Two years of interrupted learning and the lack of needed tailored supports and therapies for students has caused widely felt upheaval for all students and their families. In Ontario, families of students receiving Special Education (SE) programs and services report their children are regressing, losing skills, and suffering mental health declines. The loss is not just to core curriculum learning, but to life and social skills and well-being. 

We know throughout Ontario that the actual number of students in need of additional support is growing and many are waiting to go through the Identification, Placement and Review Committee (IPRC) process – the process that decides whether a student falls within the scope of an Ontario Ministry of Education recognized exceptionality and requires special education programs and services.

With the (perpetual under)funding of Special Education regardless of government, we know we are not spending enough in SE to meet the academic and well-being needs of students. We KNOW we need more Educational Assistants, specialized program/service support professionals, and paraprofessionals. 
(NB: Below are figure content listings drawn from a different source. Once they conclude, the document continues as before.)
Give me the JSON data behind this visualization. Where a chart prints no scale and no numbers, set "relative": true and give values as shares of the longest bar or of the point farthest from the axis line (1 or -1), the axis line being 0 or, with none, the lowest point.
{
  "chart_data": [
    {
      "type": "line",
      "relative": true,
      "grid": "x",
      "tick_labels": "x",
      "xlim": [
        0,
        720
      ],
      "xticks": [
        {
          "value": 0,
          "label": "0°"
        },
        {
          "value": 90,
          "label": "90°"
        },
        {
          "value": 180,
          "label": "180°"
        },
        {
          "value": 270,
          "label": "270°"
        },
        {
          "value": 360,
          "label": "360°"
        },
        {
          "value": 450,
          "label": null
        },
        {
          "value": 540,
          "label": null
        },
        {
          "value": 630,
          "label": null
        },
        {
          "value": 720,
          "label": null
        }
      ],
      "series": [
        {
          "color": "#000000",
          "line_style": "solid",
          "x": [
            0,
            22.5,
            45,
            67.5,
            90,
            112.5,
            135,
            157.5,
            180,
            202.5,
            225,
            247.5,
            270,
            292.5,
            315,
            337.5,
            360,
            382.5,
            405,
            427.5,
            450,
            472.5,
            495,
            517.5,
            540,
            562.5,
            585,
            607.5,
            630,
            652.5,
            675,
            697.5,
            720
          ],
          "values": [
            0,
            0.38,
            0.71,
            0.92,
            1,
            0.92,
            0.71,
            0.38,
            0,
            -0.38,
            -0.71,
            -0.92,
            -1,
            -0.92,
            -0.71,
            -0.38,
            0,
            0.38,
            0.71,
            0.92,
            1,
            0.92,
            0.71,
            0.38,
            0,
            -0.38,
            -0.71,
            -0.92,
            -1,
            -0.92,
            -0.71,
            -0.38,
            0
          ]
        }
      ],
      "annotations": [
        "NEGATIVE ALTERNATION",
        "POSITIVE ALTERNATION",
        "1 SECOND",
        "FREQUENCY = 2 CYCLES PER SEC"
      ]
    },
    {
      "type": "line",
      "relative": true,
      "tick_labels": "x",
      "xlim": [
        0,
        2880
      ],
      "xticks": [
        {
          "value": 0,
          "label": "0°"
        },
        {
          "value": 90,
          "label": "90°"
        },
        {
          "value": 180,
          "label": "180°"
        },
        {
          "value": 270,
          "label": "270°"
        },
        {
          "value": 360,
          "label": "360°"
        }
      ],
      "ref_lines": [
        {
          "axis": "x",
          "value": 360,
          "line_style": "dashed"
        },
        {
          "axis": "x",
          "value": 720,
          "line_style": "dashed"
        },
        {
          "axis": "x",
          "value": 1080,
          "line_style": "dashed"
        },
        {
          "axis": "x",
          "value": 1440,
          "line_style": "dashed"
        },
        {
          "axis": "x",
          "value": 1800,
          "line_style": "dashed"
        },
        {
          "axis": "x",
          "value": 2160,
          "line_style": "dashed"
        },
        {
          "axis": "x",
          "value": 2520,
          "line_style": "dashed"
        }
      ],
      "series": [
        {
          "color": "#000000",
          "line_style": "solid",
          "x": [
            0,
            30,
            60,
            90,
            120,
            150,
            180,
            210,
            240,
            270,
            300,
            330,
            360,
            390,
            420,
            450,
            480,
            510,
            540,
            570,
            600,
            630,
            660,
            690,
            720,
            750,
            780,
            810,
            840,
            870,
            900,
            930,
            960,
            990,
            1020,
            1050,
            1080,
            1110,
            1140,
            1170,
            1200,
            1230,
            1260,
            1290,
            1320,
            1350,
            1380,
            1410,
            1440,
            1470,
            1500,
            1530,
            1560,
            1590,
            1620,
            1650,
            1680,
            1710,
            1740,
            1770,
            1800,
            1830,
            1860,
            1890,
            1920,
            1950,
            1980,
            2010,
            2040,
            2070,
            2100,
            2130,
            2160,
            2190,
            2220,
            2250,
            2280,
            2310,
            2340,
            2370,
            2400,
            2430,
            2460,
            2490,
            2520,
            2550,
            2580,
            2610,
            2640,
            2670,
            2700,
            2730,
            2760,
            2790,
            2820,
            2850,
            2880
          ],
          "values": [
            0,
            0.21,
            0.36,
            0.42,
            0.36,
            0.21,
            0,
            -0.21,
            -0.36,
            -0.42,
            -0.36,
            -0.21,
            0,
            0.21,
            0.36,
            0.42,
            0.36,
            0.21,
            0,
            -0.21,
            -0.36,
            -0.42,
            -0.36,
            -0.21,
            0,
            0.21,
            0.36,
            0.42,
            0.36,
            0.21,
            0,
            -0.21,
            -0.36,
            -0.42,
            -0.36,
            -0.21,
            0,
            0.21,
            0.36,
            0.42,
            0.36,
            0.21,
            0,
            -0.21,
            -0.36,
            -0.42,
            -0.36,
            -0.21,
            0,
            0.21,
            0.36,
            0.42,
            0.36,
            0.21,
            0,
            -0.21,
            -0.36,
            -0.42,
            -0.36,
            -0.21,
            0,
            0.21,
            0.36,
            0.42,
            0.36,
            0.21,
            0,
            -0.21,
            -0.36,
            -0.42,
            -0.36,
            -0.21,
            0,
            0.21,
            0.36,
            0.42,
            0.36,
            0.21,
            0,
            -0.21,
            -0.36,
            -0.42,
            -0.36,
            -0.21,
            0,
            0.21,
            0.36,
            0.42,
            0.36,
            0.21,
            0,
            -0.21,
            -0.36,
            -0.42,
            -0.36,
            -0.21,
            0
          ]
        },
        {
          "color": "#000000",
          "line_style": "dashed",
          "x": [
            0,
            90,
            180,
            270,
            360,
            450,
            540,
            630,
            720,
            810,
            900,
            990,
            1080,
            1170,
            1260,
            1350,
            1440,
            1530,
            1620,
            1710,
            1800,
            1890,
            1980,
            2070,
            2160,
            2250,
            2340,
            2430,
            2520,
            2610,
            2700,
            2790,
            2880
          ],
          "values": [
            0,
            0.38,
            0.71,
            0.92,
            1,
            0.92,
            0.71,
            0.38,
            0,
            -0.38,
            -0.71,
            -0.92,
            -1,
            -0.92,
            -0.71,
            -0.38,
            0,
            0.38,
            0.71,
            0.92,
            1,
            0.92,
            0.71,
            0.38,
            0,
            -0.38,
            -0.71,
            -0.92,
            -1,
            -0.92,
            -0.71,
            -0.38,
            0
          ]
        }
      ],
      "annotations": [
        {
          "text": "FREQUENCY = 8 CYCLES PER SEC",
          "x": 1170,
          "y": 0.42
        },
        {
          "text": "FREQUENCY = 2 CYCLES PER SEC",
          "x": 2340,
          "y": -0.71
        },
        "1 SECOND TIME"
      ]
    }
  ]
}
Clearly, school boards and trustees need to advocate for changes to the provincial funding model for Special Education. This is so that ACTUAL local student needs can be met and students are provided with the opportunities they need to succeed. Opportunities that haven’t existed for the last 3 years – and beyond – for many.

A large number of students in receipt of SE programs and services were just barely meeting the provincial standard before COVID. Add two school years of severe learning disruptions, students finding themselves without the consistent educational support they need, no data when it comes to their well-being, and decades of under-funding and we have a ‘perfect storm’ in place for students in receipt of SE.

A storm is a dangerous place for any student to find themselves, especially for often excluded students. We need to do more to truly make it an “inclusive learning environment”. Being present in a classroom doesn’t always mean being “included” – unless we work collectively to amplify the voices of those most in need of it.